It’s “absolutely business as usual” says Cytiva, the bioprocess vendor formerly known as GE Healthcare Life Sciences, despite a new owner and an ongoing coronavirus pandemic.
Three months later than originally planned, Danaher Corporation has completed the largest ever acquisition in the bioprocess space, adding the biopharma business unit of GE Healthcare to its life sciences portfolio.
The $21.4 billion (€19.4 billion) deal brings Danaher a range of products including the AKTA, Hyclone, MabSelect, Wave, and Xcellerex brands, along with the KUBio off-the-shelf, modular biologics factory platform, all now under the new name of Cytiva. To help facilitate the deal, Danaher divested certain technologies to rival vendor Sartorius for $750 million.
But apart from the name change its “absolutely business as usual,” says Emmanuel Ligner, Cytiva’s president.
He tells Bioprocess Insider that his firm has pursued a “very clear mission to ensure continuity of technologies and services to [its] customers,” adding that 75% of all approved biologics use Cytiva’s products in their manufacturing processes. On the back of the acquisition “customers have been asking whether they will have to change product, manufacturing site, or point of contact? And the answer to all three is ‘no.’”
Name and logo change The name was selected from a list of around 5,000 potentials and comes from ‘cyto,’ which means ‘cell’ in Greek, and ‘iva,’ a Latin suffix meaning ‘doing’ and ‘capable of.’ Cytiva was also the name of a former product from GE’s research portfolio consisting of live human heart cells used by pharma companies in toxicology studies. Meanwhile ‘The Drop’ logo is another callback, having first been designed for Pharmacia in 1966. The defunct firm produced chromatography resins and downstream equipment from a site in Uppsala, which now serves as Cytiva’s largest Life Sciences site and continues to produce bioprocess tools and technologies. Wily-eyed readers may have seen the logo used more recently as in 2002 it was used as the downstream bioprocess category logo for GE’s ÄKTA, HiTrap, and Sephadex products, then expanded as a product category logo for GE’s single-use portfolio in 2008, before being dropped except in key chromatography categories in 2010. |
Ligner also reiterates that Cytiva will remain a standalone company under Danaher’s umbrella, despite Danaher Corporation owining numerous life science-focused firms including Beckman Coulter Life Sciences, Molecular Devices, and SCIEX, as well as direct bioprocess ‘rival’ Pall Corporation.
“We are excited to join a team and company that’s so involved in the life sciences space,” he says, and when pushed added there may be opportunities in the future to work with some of the other Danaher divisions to “fuel innovation” by speaking to colleagues in the same field.
COVID-19
The delays in closing the deal were pretty usual as global competition regulators had to assess the impact of such a large merger, Ligner adds. However, that means today’s conclusion comes bang in the middle of the COVID-19 crisis. We ask if this makes the change in ownership more difficult.

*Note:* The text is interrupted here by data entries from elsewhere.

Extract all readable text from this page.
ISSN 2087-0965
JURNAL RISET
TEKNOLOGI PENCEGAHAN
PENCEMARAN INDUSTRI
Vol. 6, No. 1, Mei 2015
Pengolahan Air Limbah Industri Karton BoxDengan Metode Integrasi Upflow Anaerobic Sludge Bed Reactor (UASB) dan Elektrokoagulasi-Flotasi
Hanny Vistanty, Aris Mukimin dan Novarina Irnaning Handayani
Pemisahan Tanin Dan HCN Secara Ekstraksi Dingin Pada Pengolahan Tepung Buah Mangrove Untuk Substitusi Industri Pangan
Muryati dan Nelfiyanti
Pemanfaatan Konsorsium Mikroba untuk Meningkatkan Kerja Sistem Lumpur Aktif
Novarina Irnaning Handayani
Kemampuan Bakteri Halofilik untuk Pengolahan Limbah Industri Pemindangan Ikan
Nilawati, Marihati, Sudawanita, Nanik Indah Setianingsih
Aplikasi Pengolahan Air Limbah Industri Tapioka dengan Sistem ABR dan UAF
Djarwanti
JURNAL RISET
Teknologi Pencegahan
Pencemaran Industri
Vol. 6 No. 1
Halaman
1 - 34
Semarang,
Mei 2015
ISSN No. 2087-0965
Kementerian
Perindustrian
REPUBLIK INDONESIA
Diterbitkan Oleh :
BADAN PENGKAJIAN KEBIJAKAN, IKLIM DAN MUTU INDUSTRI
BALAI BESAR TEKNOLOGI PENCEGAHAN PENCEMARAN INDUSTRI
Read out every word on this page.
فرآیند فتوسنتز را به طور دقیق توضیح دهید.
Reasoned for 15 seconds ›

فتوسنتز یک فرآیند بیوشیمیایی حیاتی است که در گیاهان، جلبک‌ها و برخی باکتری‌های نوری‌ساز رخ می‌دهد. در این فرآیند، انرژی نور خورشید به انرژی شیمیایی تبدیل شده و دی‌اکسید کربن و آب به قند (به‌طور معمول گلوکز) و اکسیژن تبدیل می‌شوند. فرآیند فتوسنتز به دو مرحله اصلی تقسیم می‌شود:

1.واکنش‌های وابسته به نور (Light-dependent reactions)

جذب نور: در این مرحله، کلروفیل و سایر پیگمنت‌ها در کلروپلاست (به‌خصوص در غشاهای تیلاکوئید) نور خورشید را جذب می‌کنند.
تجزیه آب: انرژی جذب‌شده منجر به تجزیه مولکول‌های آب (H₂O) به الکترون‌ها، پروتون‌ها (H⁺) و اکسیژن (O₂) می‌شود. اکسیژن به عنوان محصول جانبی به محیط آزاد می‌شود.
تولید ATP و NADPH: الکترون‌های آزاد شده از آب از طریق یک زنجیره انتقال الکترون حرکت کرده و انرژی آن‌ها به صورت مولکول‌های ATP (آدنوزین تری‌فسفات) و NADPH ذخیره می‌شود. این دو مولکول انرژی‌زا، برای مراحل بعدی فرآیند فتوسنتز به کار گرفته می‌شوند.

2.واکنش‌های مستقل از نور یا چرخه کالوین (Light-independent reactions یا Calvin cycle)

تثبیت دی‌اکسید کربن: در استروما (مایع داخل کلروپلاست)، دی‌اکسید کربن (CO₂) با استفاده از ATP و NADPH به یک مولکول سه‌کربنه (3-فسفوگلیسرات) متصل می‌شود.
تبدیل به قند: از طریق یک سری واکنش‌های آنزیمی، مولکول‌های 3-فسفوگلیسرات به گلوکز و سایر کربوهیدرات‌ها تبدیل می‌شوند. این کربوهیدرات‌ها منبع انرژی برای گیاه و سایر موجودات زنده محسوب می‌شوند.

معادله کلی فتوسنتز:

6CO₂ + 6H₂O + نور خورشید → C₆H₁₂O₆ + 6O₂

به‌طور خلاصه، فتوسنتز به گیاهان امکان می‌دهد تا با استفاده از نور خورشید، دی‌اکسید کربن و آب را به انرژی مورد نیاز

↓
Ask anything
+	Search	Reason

“Whatever industry or company you work with, everybody’s job is difficult [right now]. But we are really super motivated, and everyone has a task to do. It’s a big job but we are making sure we continue to make products and ship them to our customers and to support them during this time.”
He adds: “We are following the directions of the authorities across the different jurisdictions we operate in and applying where necessary to be essential manufacturers.”
Like fellow vendors Thermo Fisher and MilliporeSigma, Cytiva is also ensuring staff are equipped with PPE (personal protective equipment) and work from home where necessary.